ZeroMQ (wonder how this fits in)

  • I watched Zed’s talk; ZeroMQ is cool.


  • ZeroMQ “sockets” are message-based, delivery is via a dedicated communication thread.
  • Supports TCP, inproc, unix, multicast transports
  • Different types of sockets: REQ/RES, PUSH/PULL, PUB/SUB, et al
  • pyzmq is great, but you need gevent_zmq for Gevent
  • Be careful when forking or otherwise using multiprocessing; Gevent and ZeroMQ both have global(ish) things.
  • VERY NICE! He’s using the module pattern in his sample JS. Hooray for high-quality sample code.


  • The slides for this talk are up on SlideShare.

Cython: Pythonesque C Extensions (Matt Hagy)

  • You need a .pyx file.
  • You can use this to get a huge perf win by using Cython, but you can also use it to just make it easier to wrap existing C libraries.
  • It’s almost a superset of Python (I wonder what prevents it from being a proper superset).
  • Special features for working with NumPy arrays.
  • Neat: a language-level feature for thread-level parallelism. Since it’s C, you don’t have to hold the GIL.

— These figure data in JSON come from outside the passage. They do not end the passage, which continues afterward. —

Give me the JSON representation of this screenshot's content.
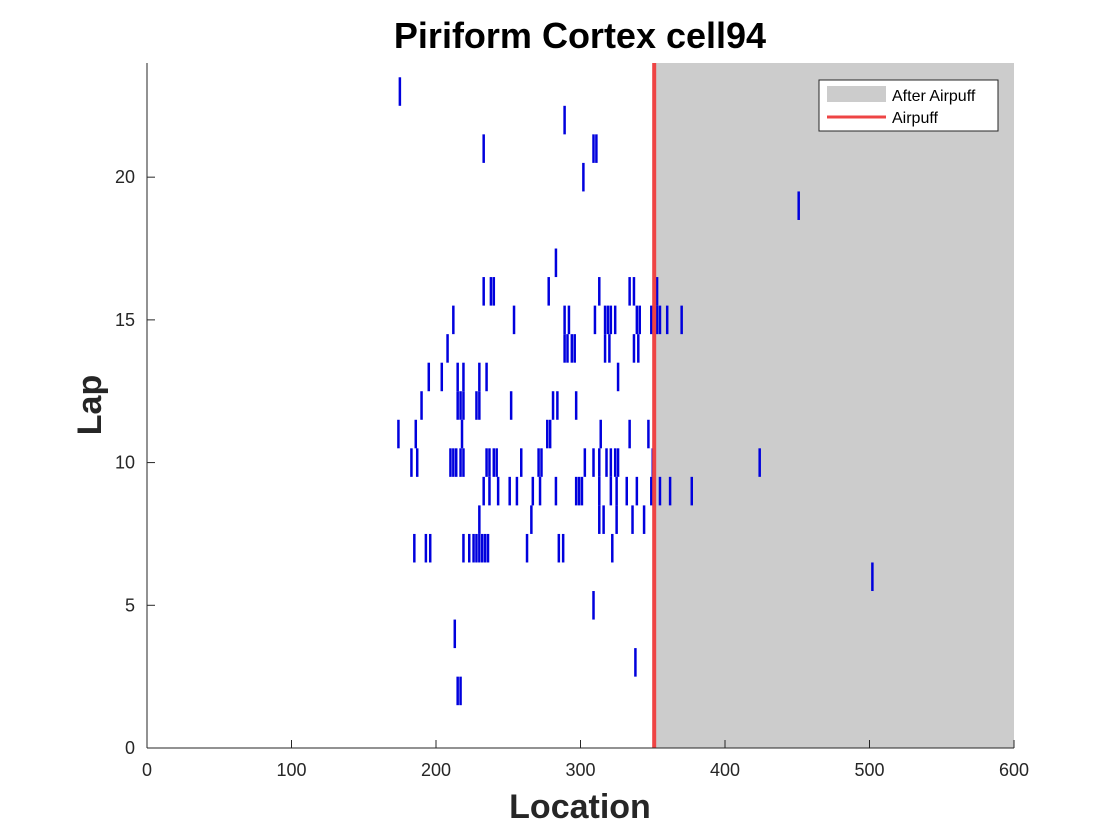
{
  "chart_data": {
    "type": "scatter",
    "title": "Piriform Cortex cell94",
    "xlabel": "Location",
    "ylabel": "Lap",
    "xlim": [
      0,
      600
    ],
    "ylim": [
      0,
      24
    ],
    "xticks": [
      0,
      100,
      200,
      300,
      400,
      500,
      600
    ],
    "yticks": [
      0,
      5,
      10,
      15,
      20
    ],
    "grid": false,
    "legend_position": "top-right",
    "legend": [
      {
        "label": "After Airpuff",
        "kind": "patch",
        "color": "#cccccc"
      },
      {
        "label": "Airpuff",
        "kind": "line",
        "color": "#ee4444"
      }
    ],
    "airpuff_location": 351,
    "shaded_region": {
      "x_from": 351,
      "x_to": 600,
      "color": "#cccccc"
    },
    "spike_color": "#0000dd",
    "spikes": [
      {
        "lap": 2,
        "locations": [
          215,
          217
        ]
      },
      {
        "lap": 3,
        "locations": [
          338
        ]
      },
      {
        "lap": 4,
        "locations": [
          213
        ]
      },
      {
        "lap": 5,
        "locations": [
          309
        ]
      },
      {
        "lap": 6,
        "locations": [
          502
        ]
      },
      {
        "lap": 7,
        "locations": [
          185,
          193,
          196,
          219,
          223,
          226,
          228,
          230,
          232,
          234,
          236,
          263,
          285,
          288,
          322
        ]
      },
      {
        "lap": 8,
        "locations": [
          230,
          266,
          313,
          316,
          325,
          336,
          344
        ]
      },
      {
        "lap": 9,
        "locations": [
          233,
          237,
          243,
          251,
          256,
          267,
          272,
          283,
          297,
          299,
          301,
          313,
          321,
          325,
          332,
          339,
          349,
          355,
          362,
          377
        ]
      },
      {
        "lap": 10,
        "locations": [
          183,
          187,
          210,
          212,
          214,
          217,
          219,
          235,
          237,
          240,
          242,
          259,
          271,
          273,
          303,
          309,
          313,
          318,
          321,
          324,
          326,
          350,
          424
        ]
      },
      {
        "lap": 11,
        "locations": [
          174,
          186,
          218,
          277,
          279,
          314,
          334,
          347
        ]
      },
      {
        "lap": 12,
        "locations": [
          190,
          215,
          217,
          219,
          228,
          230,
          252,
          281,
          284,
          297
        ]
      },
      {
        "lap": 13,
        "locations": [
          195,
          204,
          215,
          219,
          230,
          235,
          326
        ]
      },
      {
        "lap": 14,
        "locations": [
          208,
          289,
          291,
          294,
          296,
          317,
          320,
          337,
          340
        ]
      },
      {
        "lap": 15,
        "locations": [
          212,
          254,
          289,
          292,
          310,
          317,
          319,
          321,
          324,
          339,
          341,
          349,
          353,
          355,
          360,
          370
        ]
      },
      {
        "lap": 16,
        "locations": [
          233,
          238,
          240,
          278,
          313,
          334,
          337,
          351,
          353
        ]
      },
      {
        "lap": 17,
        "locations": [
          283
        ]
      },
      {
        "lap": 19,
        "locations": [
          451
        ]
      },
      {
        "lap": 20,
        "locations": [
          302
        ]
      },
      {
        "lap": 21,
        "locations": [
          233,
          309,
          311
        ]
      },
      {
        "lap": 22,
        "locations": [
          289
        ]
      },
      {
        "lap": 23,
        "locations": [
          175
        ]
      }
    ]
  }
}
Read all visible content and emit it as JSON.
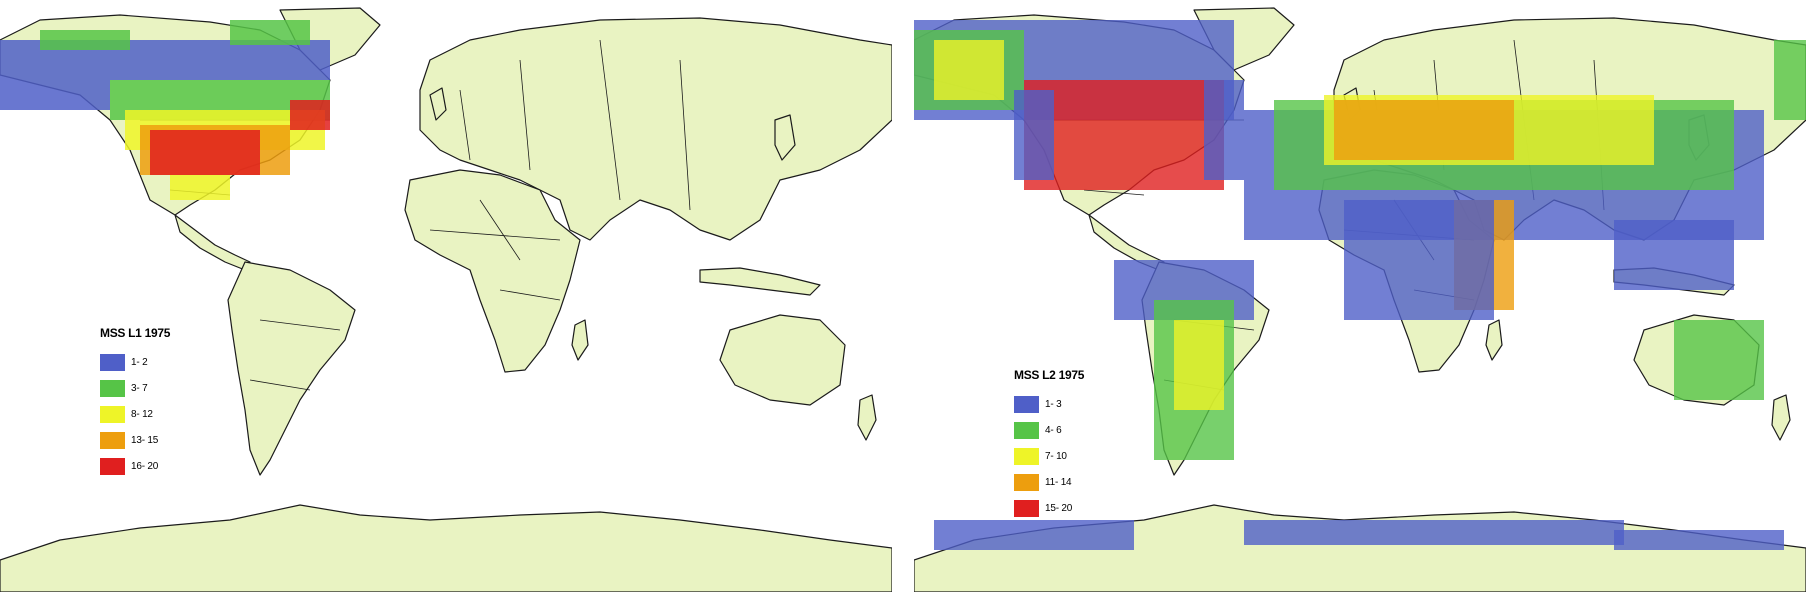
{
  "colors": {
    "land": "#e9f3c2",
    "coast": "#1b1b1b",
    "water": "#ffffff",
    "c1": "#4f5fc8",
    "c2": "#56c447",
    "c3": "#eef428",
    "c4": "#ed9e0e",
    "c5": "#e01f1f"
  },
  "maps": [
    {
      "legend": {
        "title": "MSS L1 1975",
        "items": [
          {
            "label": "1- 2",
            "color": "#4f5fc8"
          },
          {
            "label": "3- 7",
            "color": "#56c447"
          },
          {
            "label": "8- 12",
            "color": "#eef428"
          },
          {
            "label": "13- 15",
            "color": "#ed9e0e"
          },
          {
            "label": "16- 20",
            "color": "#e01f1f"
          }
        ]
      }
    },
    {
      "legend": {
        "title": "MSS L2 1975",
        "items": [
          {
            "label": "1- 3",
            "color": "#4f5fc8"
          },
          {
            "label": "4- 6",
            "color": "#56c447"
          },
          {
            "label": "7- 10",
            "color": "#eef428"
          },
          {
            "label": "11- 14",
            "color": "#ed9e0e"
          },
          {
            "label": "15- 20",
            "color": "#e01f1f"
          }
        ]
      }
    }
  ]
}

Writing Acceptance Tests with Freshen (Doug Hellmann)


Defining Tests

  • Features - they group Scenarios
  • Scenarios
    • Use Given to declare preconditions
    • Use Then to declare expected outcomes
  • Supporting Code - applies the test definitions to the application under test
  • You can use a “Background” to declare your “globals”
  • Cool feature: Python’s multi-line strings
  • The process of applying the tests to your system is interesting. I could explore this for quite a while, I think. Maybe I should show it to the QA guy at work.
  • The actual tests run inside of nose as a plugin. It detects .feature files as “Features” and processes them accordingly.
  • Parameterized testing are handled via “Scenario Outlines” (I hope it works well, because parameterized tests are a total pain in JUnit).
  • It is very new (only on v0.2), so you probably want to run with the version from GitHub.

From the Q&A

  • The error-handling, etc., seems to be much better than Lettuce, hence going with it instead of Lettuce.

Brandon Writes a Program… LIVE!

  • PyEphem is a module that Brandon maintains and sounds cool for astronomy buffs.
  • Astronomy is fun.

Notes From PyATL 2011-10-13

An Example Python Program (Brandon Rhodes)

Looks like he is going to be using Python to do on-the-fly decompression of messages in the maildir format.

Pretty cool that he’s teaching the iterator protocol in passing.

I was not aggressive enough; he’s actually opening the emails and searching them for keywords.

Here’s the part where he emphasizes just how many batteries are included.

Monkeys, Typewriters, and the Complete Works of Shakespeare: A Brief Introduction to List Comprehensions (John Hackett)

He’s preaching to the choir, here. I love me some list comprehensions.

List Comprehensions in Python and Haskell (Kelsey Hightower)

The term came around in 1977 via NPL (never heard of that one before).

Python chose to crib from Haskell.

Haskell needs comprehensions, because that’s The Way™ you do iteration.

I so need to get around to learning Haskell.

[n * 2 | n <- [1..9]] is roughly equivalent to [n * 2 for n in xrange(1,9)]

[x + y | x <- [1,2], y <- [1,2]] is roughly equivalent to [x + y for x in [1,2] for y in [1,2]]

[n * 2 | n < [1..9], n > 3, n < 5] is roughly equivalent to [n * 2 for n in xrange(1,10) if x > 3 and x < 5]

Sweet! You can store list comprehensions as a function and the source can be the parameter to the function.


  • storing a comprehension in a function
  • It’s faster in Haskell
  • Comprehensions are essentially syntax sugar in Python, but they’re fundamental in Haskell.

GEvent + (Rick Copeland)

How many of those beers did Brandon have? He just called us butterflies?